Traversée de la Manche par des migrants : "Le Brexit ne changera rien, la frontière est bloquée et peut difficilement l'être plus"

Un bateau de fortune avec trois migrants retrouvé au large de Calais, en août 2018. 
Un bateau de fortune avec trois migrants retrouvé au large de Calais, en août 2018.  (STR / AFP)

François Guennoc, vice-président de l’Auberge des Migrants, s'est exprimé sur franceinfo sur les tentatives de traversée de la Manche par des migrants, plus nombreuses cette année. 

Les tentatives de traversée de la Manche par les migrants se multiplient, une situation qui inquiète les autorités françaises et britanniques. Jeudi 26 décembre, la secrétaire d'État à l'immigration du Royaume-Uni évoquait des tentatives facilitées par des groupes criminels. 

"La fermeture des frontières est un argument des passeurs, mais pour eux tous les arguments sont bons. Le Brexit ne changera rien, la frontière est bloquée, elle peut difficilement l'être plus", a estimé samedi 29 décembre sur franceinfo François Guennoc, vice-président de l’Auberge des Migrants, une association qui œuvre auprès des exilés de Calais et ses environs depuis 2008.

franceinfo : Qu'est-ce qui explique cette recrudescence des tentatives de traversée de la Manche - 23 en 2016, 50 cette année.
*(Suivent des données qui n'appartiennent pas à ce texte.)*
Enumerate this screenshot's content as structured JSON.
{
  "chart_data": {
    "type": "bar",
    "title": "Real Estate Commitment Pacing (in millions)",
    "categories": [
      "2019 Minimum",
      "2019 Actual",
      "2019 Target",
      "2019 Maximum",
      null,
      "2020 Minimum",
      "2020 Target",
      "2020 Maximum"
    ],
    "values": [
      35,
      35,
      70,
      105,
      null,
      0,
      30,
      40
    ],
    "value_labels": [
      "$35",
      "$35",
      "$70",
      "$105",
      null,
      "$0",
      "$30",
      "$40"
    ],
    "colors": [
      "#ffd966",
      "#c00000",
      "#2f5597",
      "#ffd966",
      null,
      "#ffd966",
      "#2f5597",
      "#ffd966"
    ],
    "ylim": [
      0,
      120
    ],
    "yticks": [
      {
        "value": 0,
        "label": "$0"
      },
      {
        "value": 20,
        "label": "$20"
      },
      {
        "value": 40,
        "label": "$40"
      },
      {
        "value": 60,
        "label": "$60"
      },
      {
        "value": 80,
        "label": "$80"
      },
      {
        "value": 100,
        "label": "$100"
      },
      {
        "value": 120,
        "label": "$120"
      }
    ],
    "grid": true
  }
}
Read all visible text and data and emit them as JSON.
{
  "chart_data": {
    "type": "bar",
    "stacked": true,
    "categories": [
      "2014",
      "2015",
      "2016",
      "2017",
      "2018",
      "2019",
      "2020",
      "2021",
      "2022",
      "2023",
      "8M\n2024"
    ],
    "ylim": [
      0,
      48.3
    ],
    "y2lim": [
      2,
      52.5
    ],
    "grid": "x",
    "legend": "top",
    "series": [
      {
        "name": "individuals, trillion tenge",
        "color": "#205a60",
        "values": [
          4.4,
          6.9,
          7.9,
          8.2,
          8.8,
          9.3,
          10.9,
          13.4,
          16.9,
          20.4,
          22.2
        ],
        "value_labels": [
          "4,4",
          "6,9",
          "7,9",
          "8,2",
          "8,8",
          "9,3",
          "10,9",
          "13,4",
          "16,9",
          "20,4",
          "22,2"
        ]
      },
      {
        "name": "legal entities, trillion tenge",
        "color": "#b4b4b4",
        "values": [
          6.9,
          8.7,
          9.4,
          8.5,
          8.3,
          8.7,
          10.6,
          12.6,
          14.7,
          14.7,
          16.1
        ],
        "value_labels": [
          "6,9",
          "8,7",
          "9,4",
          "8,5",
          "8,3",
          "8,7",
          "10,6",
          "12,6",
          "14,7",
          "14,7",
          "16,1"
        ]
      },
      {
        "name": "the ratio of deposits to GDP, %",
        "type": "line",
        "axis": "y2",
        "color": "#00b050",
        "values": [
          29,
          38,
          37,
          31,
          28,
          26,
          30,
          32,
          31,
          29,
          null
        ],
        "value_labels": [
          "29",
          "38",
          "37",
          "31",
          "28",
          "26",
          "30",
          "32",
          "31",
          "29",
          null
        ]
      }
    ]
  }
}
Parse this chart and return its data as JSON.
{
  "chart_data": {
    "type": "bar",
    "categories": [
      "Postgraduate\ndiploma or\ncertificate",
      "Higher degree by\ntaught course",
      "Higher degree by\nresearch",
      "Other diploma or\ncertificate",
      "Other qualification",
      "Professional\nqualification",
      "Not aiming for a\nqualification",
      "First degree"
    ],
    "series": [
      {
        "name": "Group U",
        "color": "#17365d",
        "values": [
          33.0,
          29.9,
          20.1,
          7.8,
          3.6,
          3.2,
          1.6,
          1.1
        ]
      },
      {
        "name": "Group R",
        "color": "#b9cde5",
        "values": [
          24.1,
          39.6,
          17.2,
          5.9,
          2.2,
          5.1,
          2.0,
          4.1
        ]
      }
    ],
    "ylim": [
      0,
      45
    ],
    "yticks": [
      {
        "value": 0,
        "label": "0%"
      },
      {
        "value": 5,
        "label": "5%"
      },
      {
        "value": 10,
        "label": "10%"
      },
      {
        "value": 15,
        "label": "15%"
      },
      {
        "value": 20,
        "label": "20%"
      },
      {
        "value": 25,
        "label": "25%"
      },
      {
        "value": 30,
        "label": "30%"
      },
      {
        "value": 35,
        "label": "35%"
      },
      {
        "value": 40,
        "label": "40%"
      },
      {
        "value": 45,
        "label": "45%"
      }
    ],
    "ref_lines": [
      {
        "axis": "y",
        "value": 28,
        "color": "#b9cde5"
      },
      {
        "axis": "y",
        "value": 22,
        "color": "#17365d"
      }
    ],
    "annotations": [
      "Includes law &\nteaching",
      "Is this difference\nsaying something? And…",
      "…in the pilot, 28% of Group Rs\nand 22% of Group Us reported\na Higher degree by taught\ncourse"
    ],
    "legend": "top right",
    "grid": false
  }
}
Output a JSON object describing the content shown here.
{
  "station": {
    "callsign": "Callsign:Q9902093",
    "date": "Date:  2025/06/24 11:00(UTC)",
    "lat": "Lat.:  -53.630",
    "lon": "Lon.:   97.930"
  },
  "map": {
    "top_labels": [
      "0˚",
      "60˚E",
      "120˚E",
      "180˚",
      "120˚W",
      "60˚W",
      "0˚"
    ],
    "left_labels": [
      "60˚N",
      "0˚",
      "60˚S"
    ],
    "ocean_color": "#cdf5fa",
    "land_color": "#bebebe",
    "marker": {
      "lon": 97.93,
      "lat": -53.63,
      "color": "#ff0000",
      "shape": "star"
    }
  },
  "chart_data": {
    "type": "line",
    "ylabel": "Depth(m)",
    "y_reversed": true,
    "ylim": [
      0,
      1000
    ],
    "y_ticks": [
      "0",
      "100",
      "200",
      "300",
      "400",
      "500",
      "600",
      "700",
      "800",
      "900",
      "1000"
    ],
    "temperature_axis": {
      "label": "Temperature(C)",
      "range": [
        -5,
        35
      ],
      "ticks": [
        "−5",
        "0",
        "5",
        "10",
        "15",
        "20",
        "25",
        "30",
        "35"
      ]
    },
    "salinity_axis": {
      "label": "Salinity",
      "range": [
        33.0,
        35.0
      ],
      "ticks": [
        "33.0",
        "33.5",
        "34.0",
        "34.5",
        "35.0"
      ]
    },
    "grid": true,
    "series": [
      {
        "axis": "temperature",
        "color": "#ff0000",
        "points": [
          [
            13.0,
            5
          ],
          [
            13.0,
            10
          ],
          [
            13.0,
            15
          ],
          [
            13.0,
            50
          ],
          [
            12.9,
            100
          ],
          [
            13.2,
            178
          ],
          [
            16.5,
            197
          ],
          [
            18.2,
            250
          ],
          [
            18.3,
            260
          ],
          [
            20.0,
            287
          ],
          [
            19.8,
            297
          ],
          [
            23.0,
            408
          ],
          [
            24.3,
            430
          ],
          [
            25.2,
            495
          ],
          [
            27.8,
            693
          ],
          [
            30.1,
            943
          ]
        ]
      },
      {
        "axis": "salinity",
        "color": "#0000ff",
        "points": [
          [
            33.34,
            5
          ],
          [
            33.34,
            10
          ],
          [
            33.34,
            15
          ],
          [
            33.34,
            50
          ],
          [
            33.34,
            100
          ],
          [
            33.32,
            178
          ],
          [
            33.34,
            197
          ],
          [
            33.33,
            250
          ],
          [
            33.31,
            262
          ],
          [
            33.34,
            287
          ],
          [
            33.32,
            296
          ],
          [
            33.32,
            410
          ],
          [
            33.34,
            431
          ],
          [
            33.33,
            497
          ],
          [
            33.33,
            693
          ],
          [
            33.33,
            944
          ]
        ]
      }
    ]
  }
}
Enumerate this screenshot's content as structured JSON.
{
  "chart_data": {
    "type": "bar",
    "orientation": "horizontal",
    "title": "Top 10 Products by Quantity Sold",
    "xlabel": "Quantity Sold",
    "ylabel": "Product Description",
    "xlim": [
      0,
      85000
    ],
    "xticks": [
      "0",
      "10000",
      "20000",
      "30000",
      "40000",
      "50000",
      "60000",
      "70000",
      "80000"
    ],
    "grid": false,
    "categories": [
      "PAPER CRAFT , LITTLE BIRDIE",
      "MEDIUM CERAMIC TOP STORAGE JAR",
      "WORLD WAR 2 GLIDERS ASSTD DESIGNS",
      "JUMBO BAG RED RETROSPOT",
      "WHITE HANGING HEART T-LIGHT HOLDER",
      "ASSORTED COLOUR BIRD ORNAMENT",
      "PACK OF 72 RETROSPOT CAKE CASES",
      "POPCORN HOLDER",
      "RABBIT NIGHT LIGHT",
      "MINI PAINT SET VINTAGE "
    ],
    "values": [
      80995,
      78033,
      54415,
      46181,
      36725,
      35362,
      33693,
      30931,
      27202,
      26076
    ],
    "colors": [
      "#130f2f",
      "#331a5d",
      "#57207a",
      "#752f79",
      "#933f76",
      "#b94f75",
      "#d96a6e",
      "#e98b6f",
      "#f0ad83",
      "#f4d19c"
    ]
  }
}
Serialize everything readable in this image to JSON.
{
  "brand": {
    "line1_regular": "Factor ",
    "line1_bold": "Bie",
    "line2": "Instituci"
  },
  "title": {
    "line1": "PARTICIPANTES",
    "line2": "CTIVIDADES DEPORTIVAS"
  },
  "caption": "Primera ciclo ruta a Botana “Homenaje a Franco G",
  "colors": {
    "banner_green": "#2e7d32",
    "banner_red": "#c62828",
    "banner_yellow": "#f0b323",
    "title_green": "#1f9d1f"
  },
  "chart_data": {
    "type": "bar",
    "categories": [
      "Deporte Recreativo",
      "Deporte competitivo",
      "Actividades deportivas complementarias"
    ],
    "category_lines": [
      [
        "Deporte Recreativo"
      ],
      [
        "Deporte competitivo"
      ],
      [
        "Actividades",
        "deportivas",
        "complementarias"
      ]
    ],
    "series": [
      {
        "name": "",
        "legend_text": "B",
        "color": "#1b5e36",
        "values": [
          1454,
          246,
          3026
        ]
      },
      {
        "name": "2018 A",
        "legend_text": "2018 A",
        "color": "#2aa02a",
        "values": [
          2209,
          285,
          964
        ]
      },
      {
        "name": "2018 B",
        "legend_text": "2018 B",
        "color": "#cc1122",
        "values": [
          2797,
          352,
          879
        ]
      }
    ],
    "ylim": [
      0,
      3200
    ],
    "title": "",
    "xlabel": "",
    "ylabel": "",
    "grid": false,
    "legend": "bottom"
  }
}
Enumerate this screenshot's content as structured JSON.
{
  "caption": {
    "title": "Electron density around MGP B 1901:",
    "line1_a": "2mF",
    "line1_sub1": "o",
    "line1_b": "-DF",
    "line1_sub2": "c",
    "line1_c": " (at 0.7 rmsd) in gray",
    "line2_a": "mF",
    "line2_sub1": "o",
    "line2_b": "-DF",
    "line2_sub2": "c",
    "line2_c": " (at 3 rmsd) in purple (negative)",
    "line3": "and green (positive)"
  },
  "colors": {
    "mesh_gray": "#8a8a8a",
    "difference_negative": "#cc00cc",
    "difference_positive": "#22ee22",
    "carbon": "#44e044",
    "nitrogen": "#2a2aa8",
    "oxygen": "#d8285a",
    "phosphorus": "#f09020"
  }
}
Est-ce la fermeture prochaine des frontières à cause du Brexit ?

François Guennoc : La fermeture des frontières est un argument des passeurs, mais pour eux tous les arguments sont bons. Le Brexit ne changera rien, la frontière est bloquée, elle peut difficilement l'être plus. Au contraire, les exilés espèrent qu'il y aura plus de bouchons à cause des contrôles douaniers pour avoir une chance d'aller en Angleterre. Il y a des passeurs qui se sont organisés, une filière s'est mise en place. Il s'agit de gens capables de fracturer des bateaux pour les voler, ou de les acheter. Ils sont aussi capables de donner des conseils aux exilés pour passer sans attirer trop l'attention des autorités de contrôle, de la capitainerie du port de Boulogne etc...

Ces vols de bateaux ne sont pas une majorité, quels sont les autres moyens de traverser ?

Il y a aussi des achats de "Zodiac", qui sont des embarcations très précaires et qui mettent sans doute leurs occupants en danger, mais qui sont surtout très difficiles à repérer, notamment au niveau du radar du cap Gris-Nez. Les conditions météorologiques y sont très bonnes pour tenter la traversée : par exemple cette nuit, la mer est calme comme un lac, il y a un peu de brouillard et surtout les nuits sont longues. Il faut 6 à 7 heures avec un petit moteur pour traverser, donc en ce moment c'est possible. Mais il y a un très puissant radar au Cap Gris-Nez, qui suit les trajectoires de tous les bateaux, même celles des bateaux de pêche. Il y a des patrouilles de la gendarmerie maritime. On a aussi des cas de capitaines de ferry qui signalent à la terre qu'il y avait une embarcation en mer.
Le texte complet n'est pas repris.